The tl;dr is that yes there are benchmarks, but there doesn't exist a universal one. Each CPU is good at doing their own thing in their own slice of time. Early 486 and 386 CPUs were 2D beauties. supporting anything that existed within a flat plane. Commander Keem and Civ welcome! The DX2/4 CPUs were good at early 3D, with my DX4-100 (OC to 120Mhz) running Duke 3D at fairly decent settings.
The Pentiums were great at running later 3D games like Quake and Tomb Raider, due to their excellent FPU performance compared to the previous generation. The 3dfx cards started to make a difference, with ATI, NVidia, Matrox, and S3 hopping on at different points in the race, each with their own added performance, meaning the CPU was less of a factor when considering gaming performance.
Newer and better memory and hard disks were a thing. Prices went way down, and the overclocking game really took shape. Pentium 4s started the first go into x64, a vast improvement over the previous PAE technology.

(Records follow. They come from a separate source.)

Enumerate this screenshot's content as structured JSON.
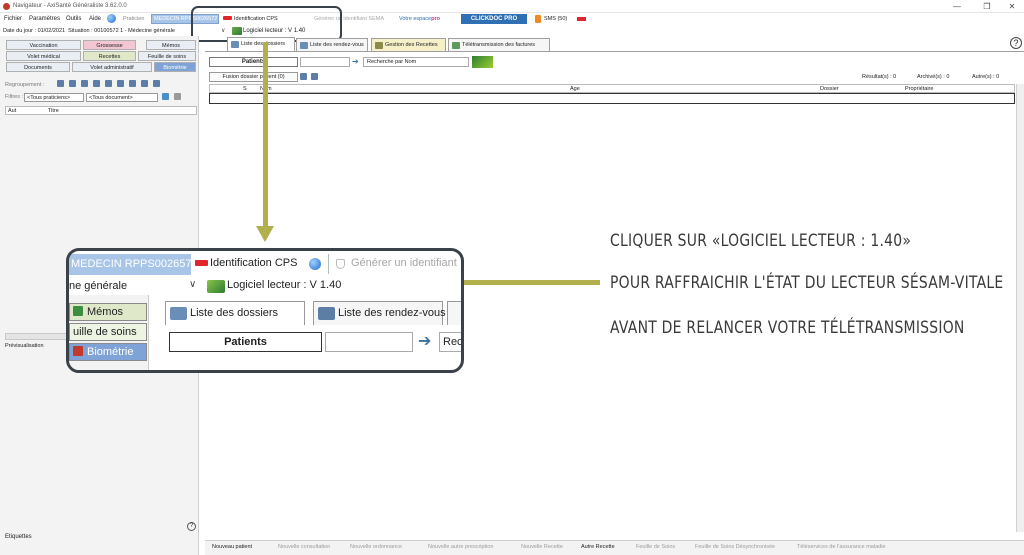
{
  "window": {
    "title": "Navigateur - AxiSanté Généraliste 3.62.0.0",
    "minimize": "—",
    "restore": "❐",
    "close": "✕"
  },
  "menu": [
    "Fichier",
    "Paramètres",
    "Outils",
    "Aide"
  ],
  "toolbar": {
    "praticien_label": "Praticien",
    "praticien_value": "MEDECIN RPPS0026572",
    "identification_cps": "Identification CPS",
    "generer_identifiant": "Générer un identifiant SEMA",
    "votre_espace": "Votre espace",
    "votre_espace_brand": "pro",
    "clickdoc": "CLICKDOC PRO",
    "sms": "SMS (50)"
  },
  "status_line": {
    "date_label": "Date du jour :",
    "date_value": "01/02/2021",
    "situation_label": "Situation :",
    "situation_value": "00100572 1 - Médecine générale",
    "dropdown_glyph": "∨",
    "logiciel_lecteur": "Logiciel lecteur : V 1.40"
  },
  "left_tabs": {
    "row1": [
      "Vaccination",
      "Grossesse",
      "Mémos"
    ],
    "row2": [
      "Volet médical",
      "Recettes",
      "Feuille de soins"
    ],
    "row3": [
      "Documents",
      "Volet administratif",
      "Biométrie"
    ]
  },
  "left_panel": {
    "regroupement": "Regroupement :",
    "filtres": "Filtres :",
    "filter_praticiens": "<Tous praticiens>",
    "filter_documents": "<Tous document>",
    "grid_cols": [
      "Aut",
      "Titre"
    ],
    "previsualisation": "Prévisualisation",
    "etiquettes": "Etiquettes"
  },
  "main_tabs": [
    "Liste des dossiers",
    "Liste des rendez-vous",
    "Gestion des Recettes",
    "Télétransmission des factures"
  ],
  "search": {
    "patients": "Patients",
    "recherche": "Recherche par Nom",
    "fusion": "Fusion dossier patient (0)"
  },
  "results": {
    "resultats": "Résultat(s) : 0",
    "archives": "Archivé(s) : 0",
    "autres": "Autre(s) : 0"
  },
  "grid_columns": [
    "S",
    "Nom",
    "Age",
    "Dossier",
    "Propriétaire"
  ],
  "bottom_bar": [
    {
      "label": "Nouveau patient",
      "enabled": true
    },
    {
      "label": "Nouvelle consultation",
      "enabled": false
    },
    {
      "label": "Nouvelle ordonnance",
      "enabled": false
    },
    {
      "label": "Nouvelle autre prescription",
      "enabled": false
    },
    {
      "label": "Nouvelle Recette",
      "enabled": false
    },
    {
      "label": "Autre Recette",
      "enabled": true
    },
    {
      "label": "Feuille de Soins",
      "enabled": false
    },
    {
      "label": "Feuille de Soins Désynchronisée",
      "enabled": false
    },
    {
      "label": "Téléservices de l'assurance maladie",
      "enabled": false
    }
  ],
  "callout": {
    "praticien": "MEDECIN RPPS0026572",
    "identification_cps": "Identification CPS",
    "generer": "Générer un identifiant",
    "situation": "ne générale",
    "logiciel_lecteur": "Logiciel lecteur : V 1.40",
    "memos": "Mémos",
    "feuille": "uille de soins",
    "biometrie": "Biométrie",
    "liste_dossiers": "Liste des dossiers",
    "liste_rdv": "Liste des rendez-vous",
    "patients": "Patients",
    "rec": "Rec"
  },
  "instructions": [
    "CLIQUER SUR «LOGICIEL LECTEUR : 1.40»",
    "POUR RAFFRAICHIR L'ÉTAT DU LECTEUR SÉSAM-VITALE",
    "AVANT DE RELANCER VOTRE TÉLÉTRANSMISSION"
  ],
  "colors": {
    "arrow": "#b1b04c",
    "highlight_border": "#39424a",
    "praticien_bg": "#a8c4e6",
    "clickdoc_bg": "#2f6fb3"
  }
}
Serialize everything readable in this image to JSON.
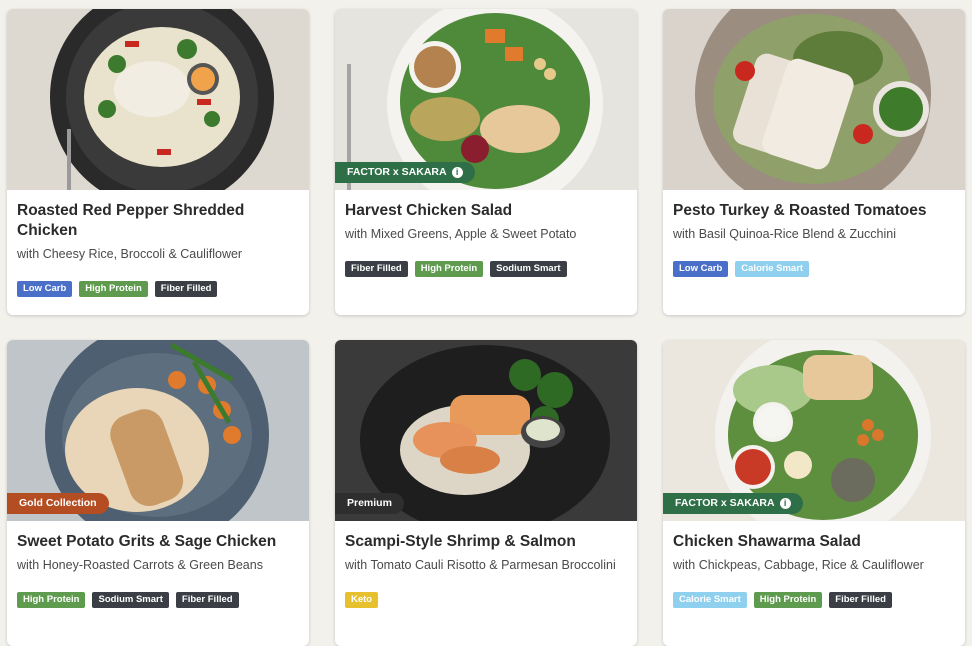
{
  "colors": {
    "low_carb": "#4a6fc9",
    "high_protein": "#5f9b4f",
    "fiber_filled": "#3b3f45",
    "sodium_smart": "#3b3f45",
    "calorie_smart": "#8fd0ee",
    "keto": "#e7c02e",
    "factor_sakara": "#2e6f47",
    "gold_collection": "#b44d22",
    "premium": "#2e2e2e"
  },
  "meals": [
    {
      "title": "Roasted Red Pepper Shredded Chicken",
      "subtitle": "with Cheesy Rice, Broccoli & Cauliflower",
      "badge": "",
      "tags": [
        "Low Carb",
        "High Protein",
        "Fiber Filled"
      ]
    },
    {
      "title": "Harvest Chicken Salad",
      "subtitle": "with Mixed Greens, Apple & Sweet Potato",
      "badge": "FACTOR x SAKARA",
      "badge_icon": "info-icon",
      "tags": [
        "Fiber Filled",
        "High Protein",
        "Sodium Smart"
      ]
    },
    {
      "title": "Pesto Turkey & Roasted Tomatoes",
      "subtitle": "with Basil Quinoa-Rice Blend & Zucchini",
      "badge": "",
      "tags": [
        "Low Carb",
        "Calorie Smart"
      ]
    },
    {
      "title": "Sweet Potato Grits & Sage Chicken",
      "subtitle": "with Honey-Roasted Carrots & Green Beans",
      "badge": "Gold Collection",
      "tags": [
        "High Protein",
        "Sodium Smart",
        "Fiber Filled"
      ]
    },
    {
      "title": "Scampi-Style Shrimp & Salmon",
      "subtitle": "with Tomato Cauli Risotto & Parmesan Broccolini",
      "badge": "Premium",
      "tags": [
        "Keto"
      ]
    },
    {
      "title": "Chicken Shawarma Salad",
      "subtitle": "with Chickpeas, Cabbage, Rice & Cauliflower",
      "badge": "FACTOR x SAKARA",
      "badge_icon": "info-icon",
      "tags": [
        "Calorie Smart",
        "High Protein",
        "Fiber Filled"
      ]
    }
  ]
}
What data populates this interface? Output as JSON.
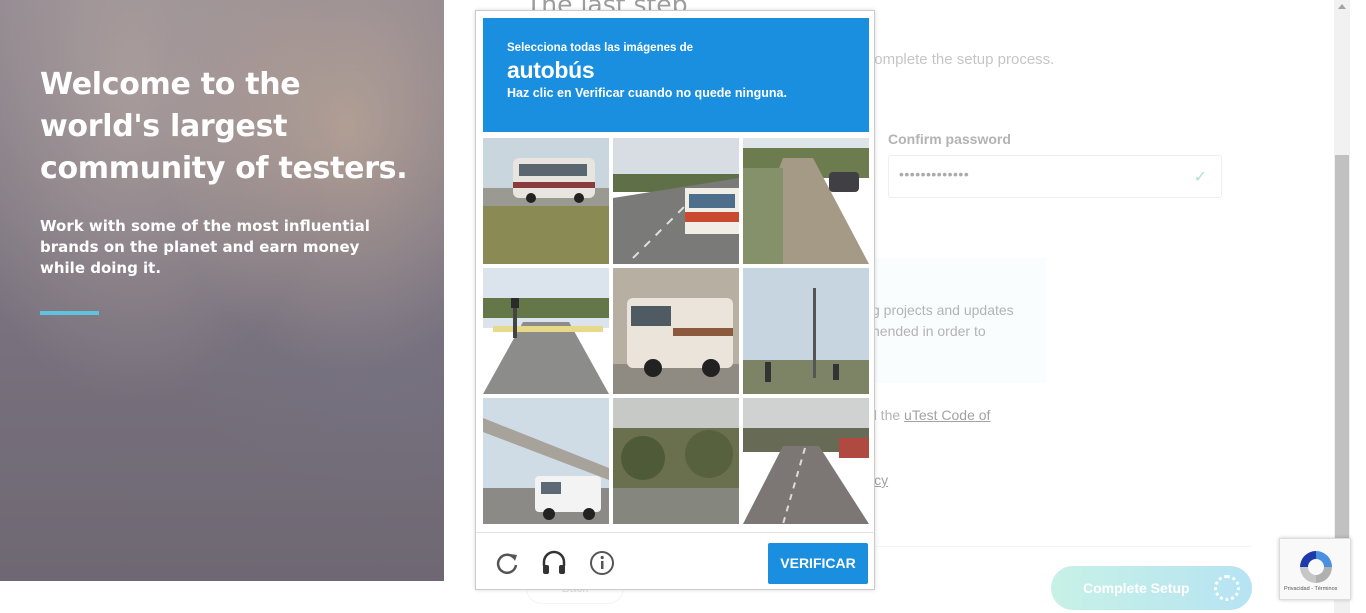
{
  "hero": {
    "title": "Welcome to the world's largest community of testers.",
    "subtitle": "Work with some of the most influential brands on the planet and earn money while doing it."
  },
  "form": {
    "step_title": "The last step",
    "intro": "account. Then review and accept our terms of use, complete the setup process.",
    "confirm_password_label": "Confirm password",
    "confirm_password_value": "•••••••••••••",
    "info_text": "g projects and updates nended in order to",
    "code_prefix": "d the ",
    "code_link": "uTest Code of",
    "policy_link": "icy",
    "back_label": "Back",
    "complete_label": "Complete Setup"
  },
  "captcha": {
    "instruction": "Selecciona todas las imágenes de",
    "target": "autobús",
    "hint": "Haz clic en Verificar cuando no quede ninguna.",
    "verify_label": "VERIFICAR",
    "tiles": [
      {
        "subject": "bus on road"
      },
      {
        "subject": "road with bus"
      },
      {
        "subject": "road"
      },
      {
        "subject": "crosswalk"
      },
      {
        "subject": "RV bus"
      },
      {
        "subject": "traffic lights"
      },
      {
        "subject": "overpass with van"
      },
      {
        "subject": "trees"
      },
      {
        "subject": "road"
      }
    ]
  },
  "badge": {
    "text": "Privacidad - Términos"
  },
  "colors": {
    "captcha_blue": "#1a8fdf",
    "accent_line": "#5fc3e0",
    "complete_start": "#8fe3cd",
    "complete_end": "#6cc7e6"
  }
}
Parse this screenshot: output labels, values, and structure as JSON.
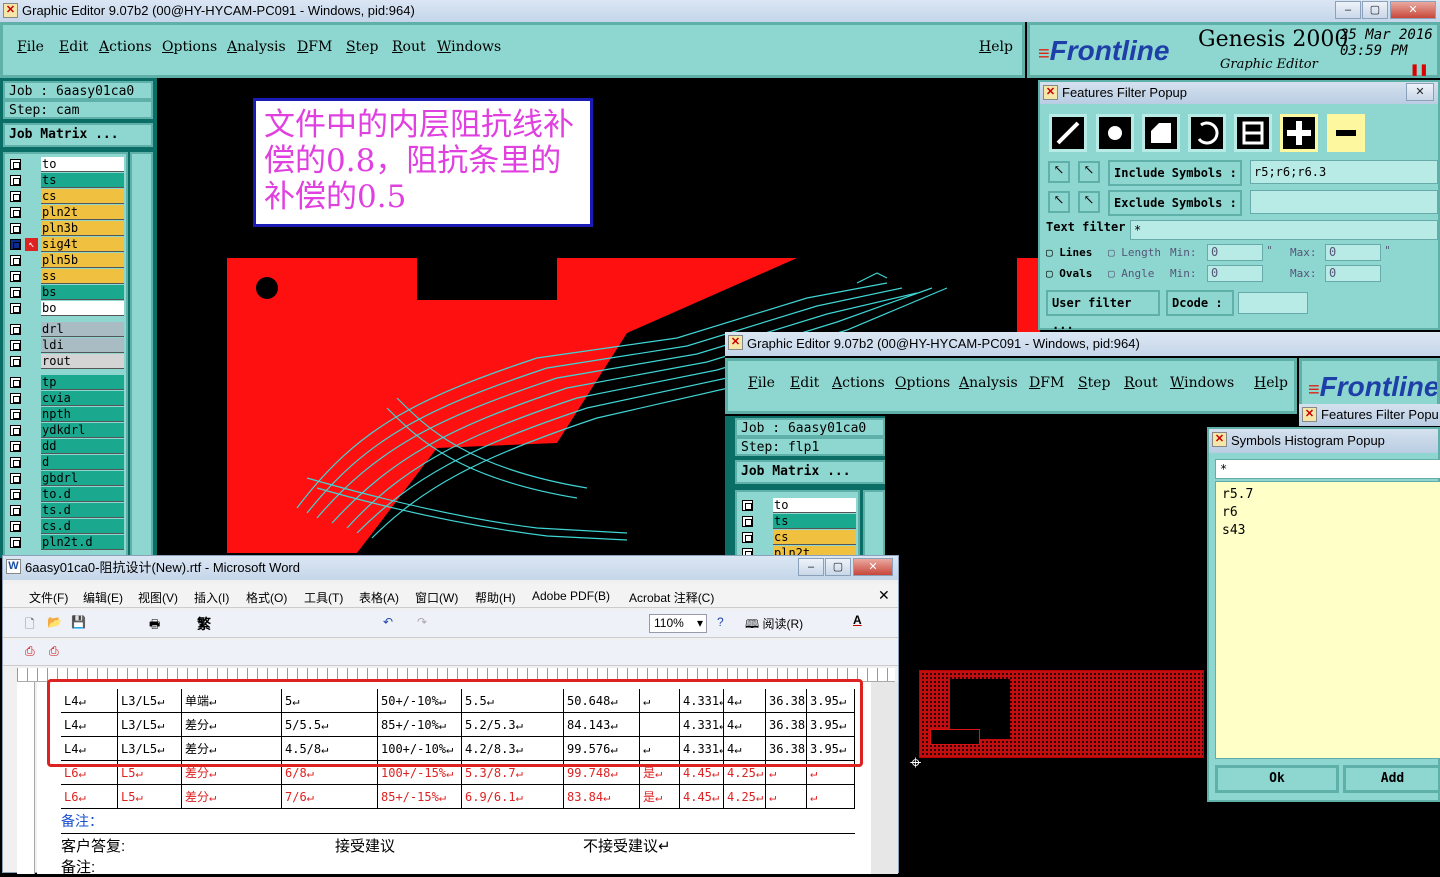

There really is no definite answer to which numerical aspects of a CPU makes it better, and benching is not always that great. There exists no universal benchmark for single core CPUs and their features, and most later benchmarks take the CPU in as a second number instead of the main deal.
Phil does have a video comparing the 450Mz Pentium 2 and 3, which does give some idea of what this stuff is like.